Trivial example of the target post-processing would be copying of the produced binaries to designated output folder, for example:

               bazel build t1 t2 t3

should achieve not only building of the targets t1, t2 and t3 and their dependencies, but also invoke post-processing (in some form) to copy the binaries of t1, t2 and t3 to designated folder and also all dependencies must do the same.

 The best I can think of would be using the aspect from the command line, i.e.

               bazel build t1 t2 t3 --aspects postproc.bzl%postproc_aspect

And let the aspect to post-process all given targets and their dependencies.

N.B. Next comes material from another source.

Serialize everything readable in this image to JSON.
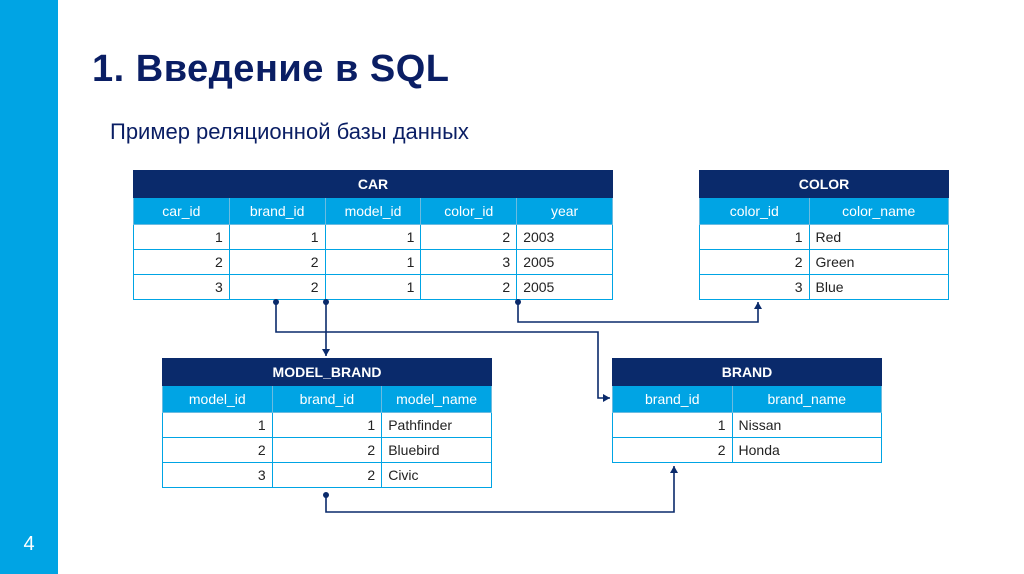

 This may work (I have not implemented PoC yet), but unfortunately it falls apart when Part 2 kicks in – for some targets post-processing is more complex and for some targets interconnected, for example:

Requirement: targets t1 and t2 must be always post-processed in one shot – together.

If neither target is requested then no post-processing is necessary.

If either (or both) targets are requested or if one (or both) of them is a dependency of something requested, then we need to invoke post-processing action on both t1 and t2 even if only one is needed.

 -- by "statically assigned to groups", do you mean "the groupings are encoded in the build files"?

 Yes, it is known upfront and never changes.

 -- And does post processing depend on the content of bin_a and bin_b

Yes. It calculates combined hash of all binaries in one post-proc group.